Discovery Command Audit Logs - "mid.log.command.audit.enable"
- The only resource available on the instance to track the list of all commands that are run on the target/remote servers during discovery so far was ecc_queue and this does not provide in detail information on the commands getting executed.
- From Quebec, logging on the MID for the Powershell (WinRM and WMI) and the SSH commands that gets executed discovery on the target, feature is set up.
- The command execution information related to Powershell and SSH during Discovery alone are included to be captured at the MID and not for the other features like Orchestration as of now.
- Customers need to have the role “agent_security_admin“ assigned to them for accessing this feature.
- To activate this, enable the property “mid.log.command.audit.enable” with value “true” in the “ecc_agent_property” table.
- Once this is enabled, the command information will be captured under the table “ecc_gent_command_audit_log”.
- This feature allows
- To identify the list of all the powershell and ssh commands executed during discovery.
- The hash key for each command is calculated, based on which the change in commands (if any) can be tracked between one discovery and the other.

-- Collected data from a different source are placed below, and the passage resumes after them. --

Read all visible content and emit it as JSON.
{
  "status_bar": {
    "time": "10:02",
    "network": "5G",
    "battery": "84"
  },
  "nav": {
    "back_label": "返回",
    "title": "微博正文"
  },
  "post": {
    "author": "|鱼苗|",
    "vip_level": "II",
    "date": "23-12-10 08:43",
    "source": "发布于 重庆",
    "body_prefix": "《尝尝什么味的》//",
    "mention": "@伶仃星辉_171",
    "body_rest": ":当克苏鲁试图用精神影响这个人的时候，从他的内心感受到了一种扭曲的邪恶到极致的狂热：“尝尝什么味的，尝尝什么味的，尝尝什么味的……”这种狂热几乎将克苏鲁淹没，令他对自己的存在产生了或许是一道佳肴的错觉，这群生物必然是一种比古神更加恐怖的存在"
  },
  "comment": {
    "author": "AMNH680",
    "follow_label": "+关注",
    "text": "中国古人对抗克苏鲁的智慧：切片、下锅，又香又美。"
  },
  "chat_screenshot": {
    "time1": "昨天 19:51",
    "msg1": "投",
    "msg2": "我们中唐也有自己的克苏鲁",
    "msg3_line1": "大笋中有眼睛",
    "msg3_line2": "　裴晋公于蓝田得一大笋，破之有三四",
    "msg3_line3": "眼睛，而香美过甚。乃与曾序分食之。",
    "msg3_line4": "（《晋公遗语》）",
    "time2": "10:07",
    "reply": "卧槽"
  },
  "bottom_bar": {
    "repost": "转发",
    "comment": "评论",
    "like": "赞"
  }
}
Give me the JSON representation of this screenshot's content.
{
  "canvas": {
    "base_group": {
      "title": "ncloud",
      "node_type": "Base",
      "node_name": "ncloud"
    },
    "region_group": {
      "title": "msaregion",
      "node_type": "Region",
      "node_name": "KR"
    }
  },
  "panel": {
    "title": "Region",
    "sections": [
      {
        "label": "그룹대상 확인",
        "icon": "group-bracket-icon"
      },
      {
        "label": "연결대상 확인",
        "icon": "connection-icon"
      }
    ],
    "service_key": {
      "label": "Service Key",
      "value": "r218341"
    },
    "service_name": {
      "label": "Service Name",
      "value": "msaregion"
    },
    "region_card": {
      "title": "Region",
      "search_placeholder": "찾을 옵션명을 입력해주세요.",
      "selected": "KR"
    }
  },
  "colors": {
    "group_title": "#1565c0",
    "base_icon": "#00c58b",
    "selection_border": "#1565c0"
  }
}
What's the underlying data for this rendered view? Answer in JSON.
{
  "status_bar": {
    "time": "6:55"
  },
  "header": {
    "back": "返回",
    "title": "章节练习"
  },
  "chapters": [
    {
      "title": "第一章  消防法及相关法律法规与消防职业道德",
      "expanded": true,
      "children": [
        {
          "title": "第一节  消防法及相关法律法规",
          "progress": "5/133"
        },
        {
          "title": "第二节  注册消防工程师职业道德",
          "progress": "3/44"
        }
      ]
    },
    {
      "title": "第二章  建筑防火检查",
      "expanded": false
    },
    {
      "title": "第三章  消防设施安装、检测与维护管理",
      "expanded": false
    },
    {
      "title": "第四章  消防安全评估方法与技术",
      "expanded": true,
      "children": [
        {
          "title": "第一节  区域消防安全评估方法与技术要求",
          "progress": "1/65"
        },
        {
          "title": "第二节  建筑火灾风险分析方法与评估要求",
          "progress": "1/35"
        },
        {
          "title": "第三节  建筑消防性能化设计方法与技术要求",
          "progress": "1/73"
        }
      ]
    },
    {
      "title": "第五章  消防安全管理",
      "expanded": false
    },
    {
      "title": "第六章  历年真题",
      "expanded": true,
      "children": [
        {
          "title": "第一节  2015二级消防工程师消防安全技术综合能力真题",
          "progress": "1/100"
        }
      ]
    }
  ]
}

- The "Execution Status", only implies if the mid server is able to run the command or not, it does not care if the command execution is fetching any result or not. For example, if the mid server is able to run a command on the target, but the result is null, even in such case the execution status would be successful as the mid was able to successfully run the command.
- Activating this feature will have performance implications as there will be a lot of communication between the mid and the instance and hence it is disabled by default and can be enabled based on the requirement.
- Enabling this may make discovery run a slight longer.
- This is not supported for domain separation in Quebec but will be considered for the upcoming releases.
- Data is not populated on the instance as soon as the discovery is executed, a slight delay is expected between the probe/pattern run and the audit capture.
- Duplicate data may be expected in the table, in cases of network issues, as, if the audit log does not receive the acknowledgement for data population, it will try to resend the data even if the is already present.